Hebrew media review

Trains don’t roll on Shabbos either

Likud crisis turns into public discord as ultra-Orthodox pressure shuts the railways, sending soldiers scrambling

The Binyamina train station, February 19, 2008 (Chen Leopold/Flash 90)

For the second week in a row, the spat over railway construction on Saturdays rules the front pages, this time after Prime Minister Benjamin Netanyahu put the kibosh on work carried out on the Jewish Sabbath and lashed out at his transportation minister for letting it go forward in the first place. The shutdown of train operations on Sunday as a result of Saturday’s work cancellation sends passengers along the trunk line between Tel Aviv and Haifa scrambling for alternatives.

Health Minister Yaakov Litzman, the head of the United Torah Judaism party, told Netanyahu that a prominent rabbi leading the Gur Hassidic sect instructing him to leave the government should the Sabbath be violated, Haaretz reports.

This aggression will not stand, man, Netanyahu said in a statement Saturday night, in which he accused Katz of “initiating the crisis to undermine relations between the prime minister and the ultra-Orthodox public” and “holding the traveling public and soldiers hostage.”

Israel Hayom follows Netanyahu’s lead and squarely places the blame for the coalition crisis on Katz, for letting the construction happen on the Sabbath. Israel Hayom quotes “senior sources on behalf of Netanyahu” saying that the prime minister is weighing firing Katz, and quotes Netanyahu’s chief of staff saying that “Katz tried to carry out a putsch against Netanyahu in the Likud secretariat.” The paper uses the first part of that quote as its headline, casting a shadow over the transportation minister in its coverage.
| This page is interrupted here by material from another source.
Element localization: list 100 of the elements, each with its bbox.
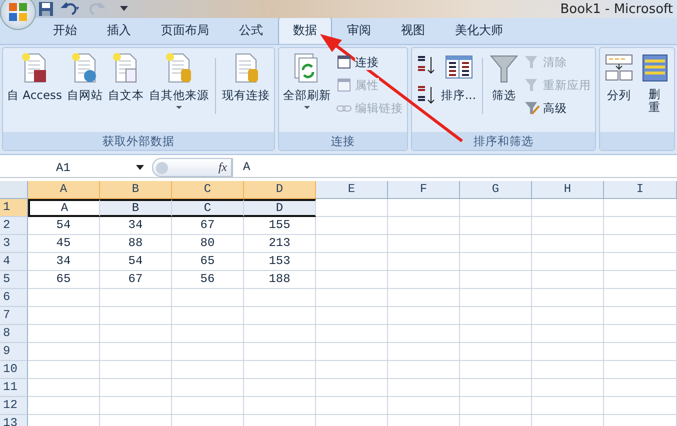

Indeed, the pro-Netanyahu tabloid devotes the first 11 pages of its coverage on Sunday to the many ins, outs and what-have-yous of the Sabbath trains. Yedioth Ahronoth spills a similar amount of ink, including a scathing piece in which it reports on the protests against the closure of the train from Friday night to Sunday night, including the outcry from soldiers forced to slog their way back to base Saturday night to avoid entanglement in the Sunday morning crush created by the train cancellations.

Writing in Yedioth Ahronoth, Nahum Barnea says that the current political crisis was “created out of weakness of character, malice, perhaps idiocy as well — not because of a real problem.” He accuses the ultra-Orthodox politicians of weakness of character for responding to every tiny talkback, in the parlance of our times. But he says the real issue lies within the Likud party.

“Yisrael Katz tried to dwarf Netanyahu’s rule in his party’s institutions. According to Netanyahu’s version it was an attempt at a palace coup, a putsch; according to Katz, it was a move intended to prevent Netanyahu from appointing his people in a way that would entangle everyone, including Katz, in criminality.”

Unlike former Likud ministers Moshe Ya’alon and Gideon Sa’ar, Katz is standing his ground and won’t resign, Barnea writes.

“He isn’t capable of replacing Netanyahu, but he is capable of getting him in up to his neck. The man who presents himself as one of the greatest leaders the world has known is exposed as a paranoid, jealous politician who quibbles with his peers and fails to deal with a so-what problem,” he says. “Katz is the mirror Netanyahu wants to break.”

Israel Hayom’s Mati Tuchfeld agrees with Barnea on the fact that the crisis is not about the Sabbath or trains, but rather just a facade for an internal Likud power struggle. Katz knows that the Israeli media is clearly “anti-ultra-Orthodox” and that if Netanyahu appears to concede to the Haredi parties on the issue of construction on Saturdays, he’ll be on the wrong side of public opinion. Katz fabricated a governmental crisis over the Sabbath, he says, echoing Netanyahu’s office. “A string drawn too tight will eventually break. The question of whether we’ve reached that point or not will be answered soon.” The coalition’s life is in his hands.

The current crisis is a problem for Netanyahu, writes Haaretz’s Yossi Verter, because this isn’t the familiar left vs. right battle he’s comfortable fighting. He’s trying to push blame onto Katz “in the hope that [public] anger will be turned on him.”

“Hundreds of thousands of civilians and soldiers will pay the price for Netanyahu’s embarrassing capitulation to the ultra-Orthodox” for construction “not in Mea Shearim nor in Bnei Brak but in secular greater Tel Aviv,” Verter says.

“The assessment yesterday in Katz’s circles was that the letter of dismissal was coming sooner rather than later. In that case Katz plans to hold a press conference and say what’s on his mind. He won’t mince words.”

Verter says that the Haredi party leaders “could have swallowed the construction projects considered essential if someone had put them in their place. But knowing the client standing before them, suitably pushable and squeezable, they had to push and squeeze. They haven’t had a prime minister more accommodating than Netanyahu, because of his political and coalition situation, just as he hasn’t had strategic partners more comfortable.”